On the film I'm doing right now, I've worked with the line producer, Gia Rigoli, twice, and she has such a better brain in terms of the budget and deals we can get and moving things around within a budget. And I'm also working with another producer on the project, Devon Young, who comes from more of a studio background and is able to talk to agents in a different way. It's a lot of massaging, making sure people feel taken care of, locking those deals. So I think every project is different and when you build a team it's figuring out what everyone's strengths are and how you can supplement them in a way that makes the process easy. Does that answer your question?

Sort of. I think what I'm really asking is about the creative side: How does the collaborative process look different on Bunnylovr versus the Simple Town movie versus This Closeness?

It really varies on the kinds of filmmakers that they are. All four of the movies I've been lead producer on were first time filmmakers -- except for Kit [Zauhar] actually. Some directors are a lot more hands off and some are more particular. With both Kit and Kat [Zhu], they're starring in the films, so in both those situations I was behind the monitor the entire time. After every take it was like, "Ani, did we get that?" And I was giving my notes.

With Simple Town it was really interesting because there are five of them, and they're all negotiating together whether they got it or they didn't get it. In that case, I was more hands off creatively and more giving them the resources to get their job done. Last night, we watched the first thirty minutes of the movie that Caro [Yost] and Sam [Lanier] cut, and I think it comes back to the creative producing side where I'm giving notes. But directly on set, it's just being the support system.

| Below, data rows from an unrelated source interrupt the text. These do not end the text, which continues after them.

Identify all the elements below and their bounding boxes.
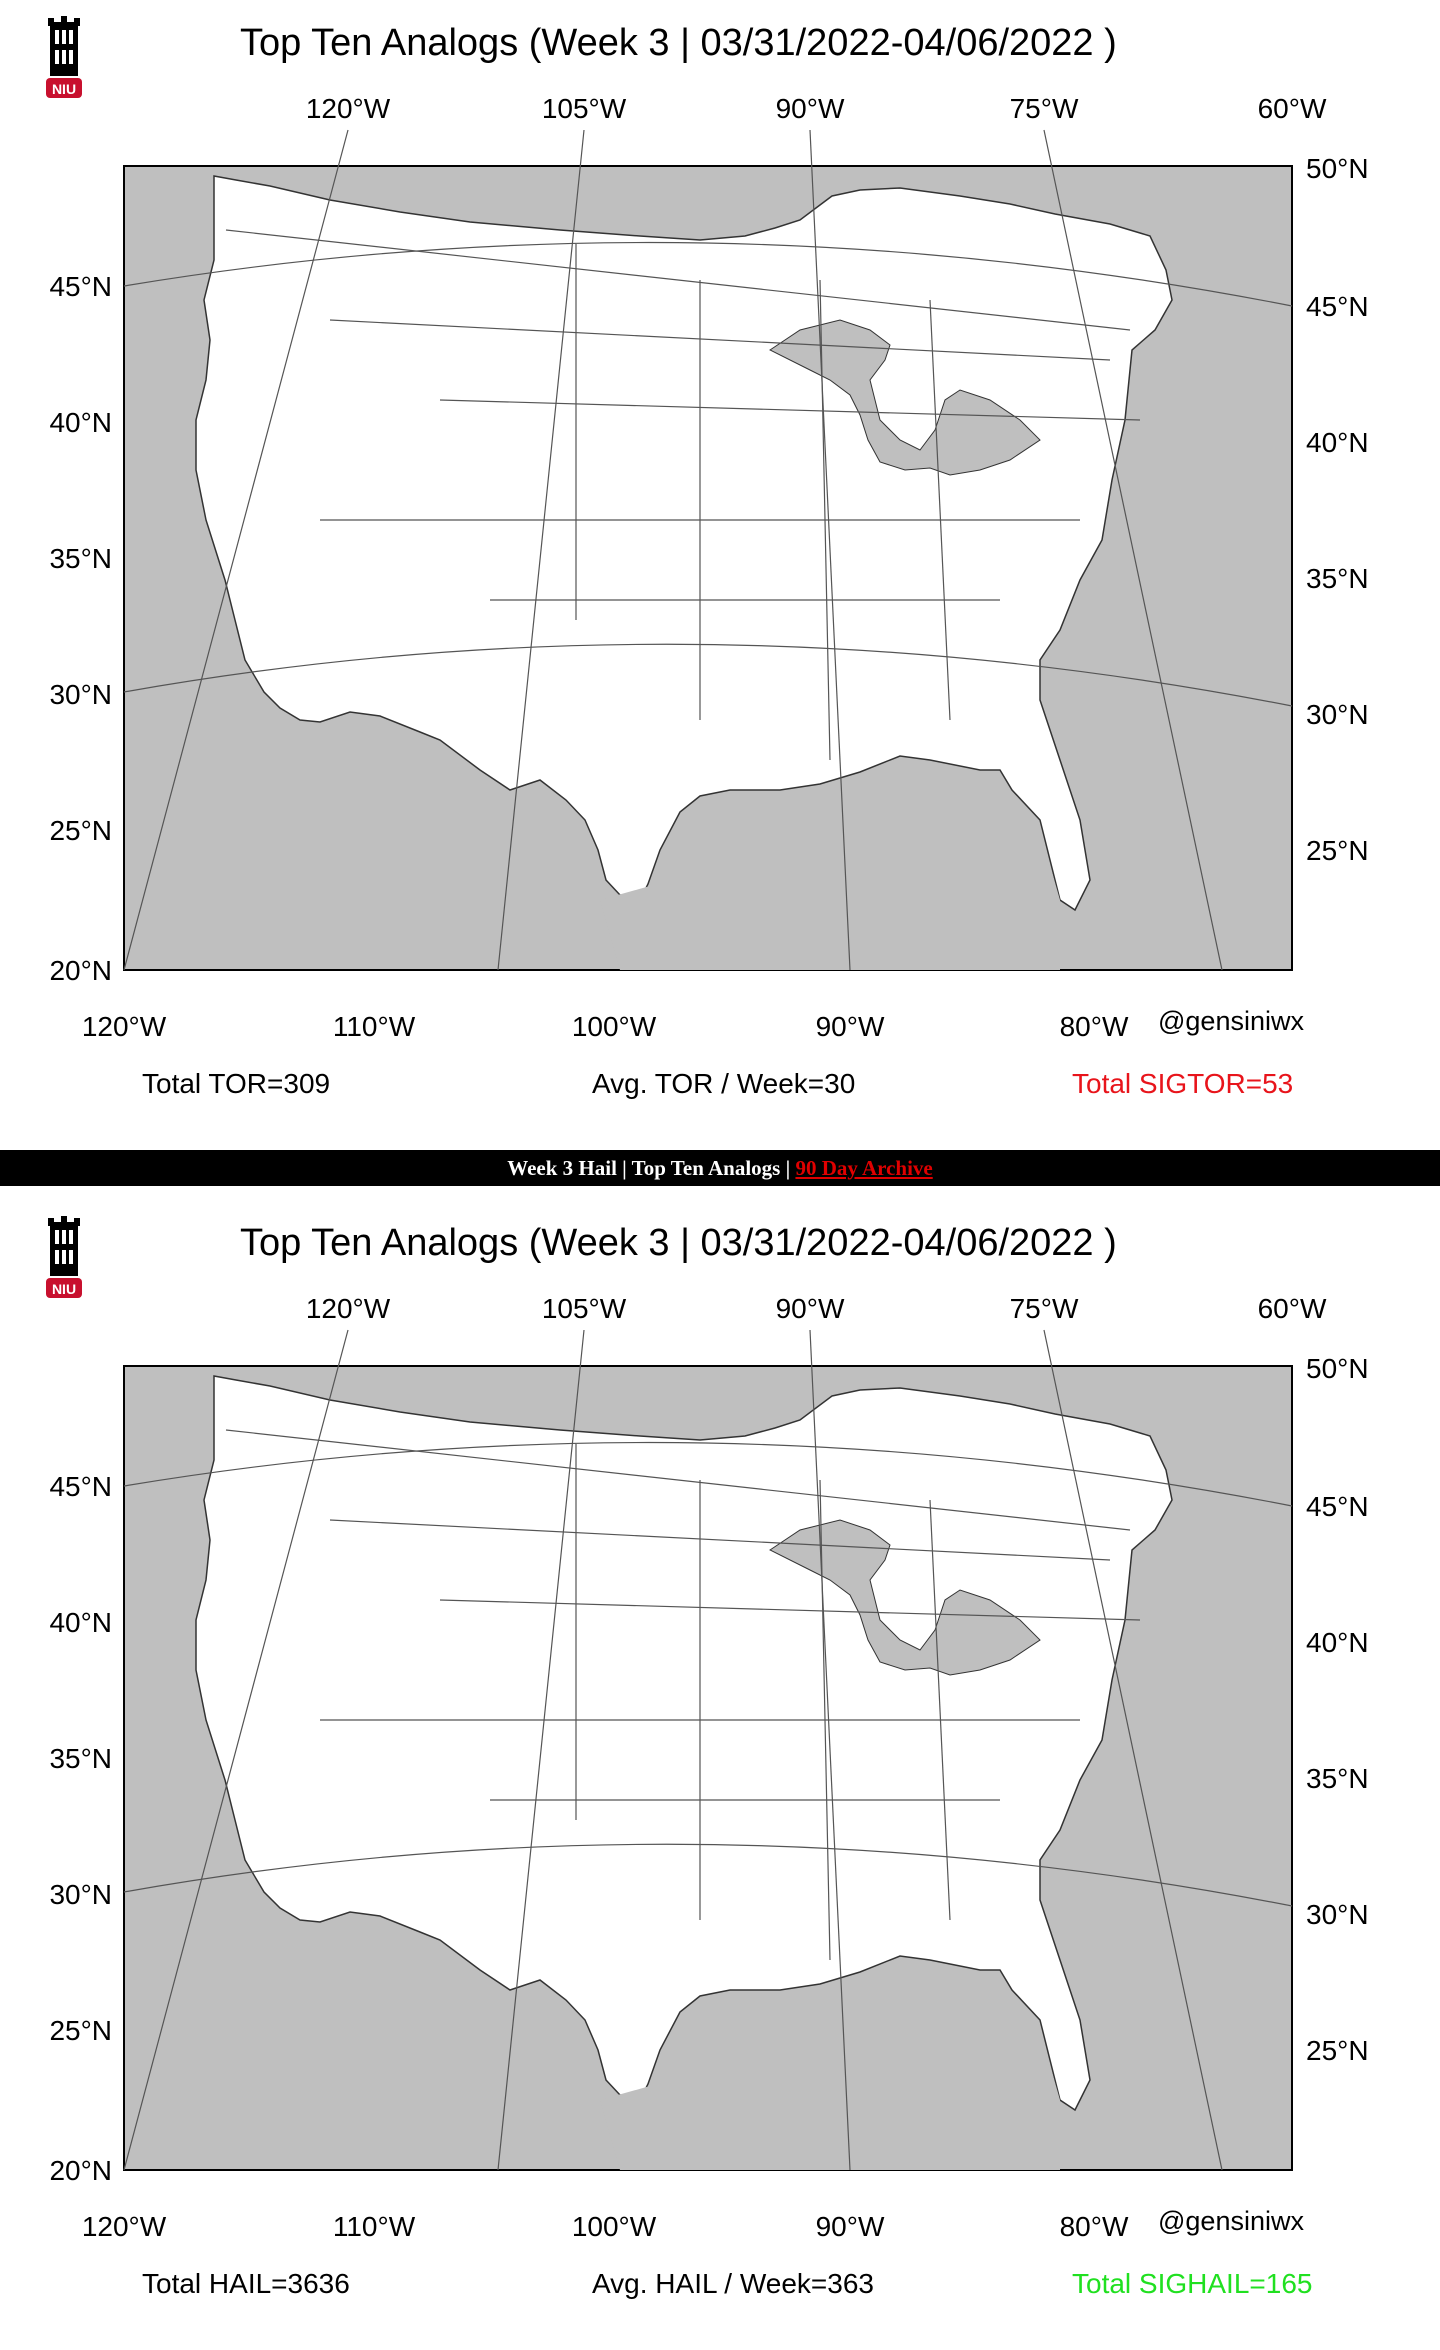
lon-label-top: 75°W xyxy=(1010,93,1079,124)
lon-label-top: 120°W xyxy=(306,1293,391,1324)
lat-label-right: 45°N xyxy=(1306,1491,1369,1522)
conus-land xyxy=(195,175,1173,912)
lat-label-left: 35°N xyxy=(49,1743,112,1774)
lon-label-bottom: 90°W xyxy=(816,2211,885,2242)
lat-label-right: 40°N xyxy=(1306,427,1369,458)
great-lakes xyxy=(769,1519,1041,1676)
graticule xyxy=(123,129,1293,971)
lon-label-bottom: 110°W xyxy=(333,1011,416,1042)
lat-label-left: 20°N xyxy=(49,2155,112,2186)
hail-report-map: 120°W 105°W 90°W 75°W 60°W 120°W 110°W 1… xyxy=(49,1293,1369,2242)
hail-section-banner: Week 3 Hail | Top Ten Analogs | 90 Day A… xyxy=(0,1150,1440,1186)
lat-label-left: 25°N xyxy=(49,815,112,846)
lat-label-right: 35°N xyxy=(1306,563,1369,594)
land-layer xyxy=(195,175,1173,970)
lat-label-right: 30°N xyxy=(1306,1899,1369,1930)
lon-label-bottom: 80°W xyxy=(1060,1011,1129,1042)
niu-logo-text: NIU xyxy=(52,81,76,97)
lon-label-bottom: 100°W xyxy=(572,2211,657,2242)
lat-label-right: 50°N xyxy=(1306,153,1369,184)
archive-link[interactable]: 90 Day Archive xyxy=(795,1156,933,1180)
lat-label-right: 25°N xyxy=(1306,2035,1369,2066)
lon-labels-bottom: 120°W 110°W 100°W 90°W 80°W xyxy=(82,2211,1129,2242)
lat-labels-left: 45°N 40°N 35°N 30°N 25°N 20°N xyxy=(49,1471,112,2186)
land-layer xyxy=(195,1375,1173,2170)
lon-label-bottom: 120°W xyxy=(82,2211,167,2242)
lat-label-left: 35°N xyxy=(49,543,112,574)
lat-label-left: 45°N xyxy=(49,1471,112,1502)
graticule xyxy=(123,1329,1293,2171)
lon-label-top: 105°W xyxy=(542,93,627,124)
lat-label-left: 30°N xyxy=(49,679,112,710)
lon-label-top: 90°W xyxy=(776,93,845,124)
lon-label-top: 120°W xyxy=(306,93,391,124)
total-count: Total TOR=309 xyxy=(142,1068,331,1099)
tornado-report-map: 120°W 105°W 90°W 75°W 60°W 120°W 110°W 1… xyxy=(49,93,1369,1042)
lat-label-left: 45°N xyxy=(49,271,112,302)
credit-handle: @gensiniwx xyxy=(1158,2206,1304,2236)
lon-labels-top: 120°W 105°W 90°W 75°W 60°W xyxy=(306,93,1327,124)
map-title: Top Ten Analogs (Week 3 | 03/31/2022-04/… xyxy=(240,22,1117,64)
lat-labels-left: 45°N 40°N 35°N 30°N 25°N 20°N xyxy=(49,271,112,986)
lon-label-top: 75°W xyxy=(1010,1293,1079,1324)
lon-label-top: 60°W xyxy=(1258,1293,1327,1324)
lon-labels-top: 120°W 105°W 90°W 75°W 60°W xyxy=(306,1293,1327,1324)
lat-label-right: 50°N xyxy=(1306,1353,1369,1384)
weekly-average: Avg. HAIL / Week=363 xyxy=(592,2268,874,2299)
lat-labels-right: 50°N 45°N 40°N 35°N 30°N 25°N xyxy=(1306,1353,1369,2066)
significant-total: Total SIGHAIL=165 xyxy=(1072,2268,1313,2299)
niu-logo-icon: NIU xyxy=(46,1216,82,1298)
lon-labels-bottom: 120°W 110°W 100°W 90°W 80°W xyxy=(82,1011,1129,1042)
lat-label-left: 25°N xyxy=(49,2015,112,2046)
lon-label-bottom: 80°W xyxy=(1060,2211,1129,2242)
lat-label-left: 40°N xyxy=(49,407,112,438)
lat-label-right: 35°N xyxy=(1306,1763,1369,1794)
lon-label-bottom: 90°W xyxy=(816,1011,885,1042)
lon-label-top: 105°W xyxy=(542,1293,627,1324)
niu-logo-text: NIU xyxy=(52,1281,76,1297)
hail-analog-panel: NIU Top Ten Analogs (Week 3 | 03/31/2022… xyxy=(0,1200,1440,2350)
total-count: Total HAIL=3636 xyxy=(142,2268,350,2299)
lat-label-right: 40°N xyxy=(1306,1627,1369,1658)
lat-label-left: 30°N xyxy=(49,1879,112,1910)
lon-label-top: 90°W xyxy=(776,1293,845,1324)
great-lakes xyxy=(769,319,1041,476)
tornado-analog-panel: NIU Top Ten Analogs (Week 3 | 03/31/2022… xyxy=(0,0,1440,1150)
lat-label-left: 20°N xyxy=(49,955,112,986)
map-title: Top Ten Analogs (Week 3 | 03/31/2022-04/… xyxy=(240,1222,1117,1264)
niu-logo-icon: NIU xyxy=(46,16,82,98)
lat-labels-right: 50°N 45°N 40°N 35°N 30°N 25°N xyxy=(1306,153,1369,866)
gulf-water xyxy=(600,758,1060,970)
lon-label-top: 60°W xyxy=(1258,93,1327,124)
lon-label-bottom: 100°W xyxy=(572,1011,657,1042)
banner-text: Week 3 Hail | Top Ten Analogs | xyxy=(507,1156,796,1180)
lon-label-bottom: 120°W xyxy=(82,1011,167,1042)
lat-label-right: 45°N xyxy=(1306,291,1369,322)
gulf-water xyxy=(600,1958,1060,2170)
weekly-average: Avg. TOR / Week=30 xyxy=(592,1068,856,1099)
significant-total: Total SIGTOR=53 xyxy=(1072,1068,1294,1099)
lat-label-right: 30°N xyxy=(1306,699,1369,730)
conus-land xyxy=(195,1375,1173,2112)
lat-label-left: 40°N xyxy=(49,1607,112,1638)
credit-handle: @gensiniwx xyxy=(1158,1006,1304,1036)
lon-label-bottom: 110°W xyxy=(333,2211,416,2242)
lat-label-right: 25°N xyxy=(1306,835,1369,866)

And then with this next movie, it's a couple. They co-wrote it, they're co-directing, and I have no idea what it's going to be like on set. But I think our process of getting the movie up and running has been very collaborative. Although when it's a couple working together, when they come to me, they've already been talking about the movie for six hours. So it's very different than when you're working with one director and it's you and them the entire time.

Still from Between the Temples.

On set, how much are you looking at the monitor and being a resource to the director and how much are you making sure that the ship is running smoothly in all the other different ways that it needs to?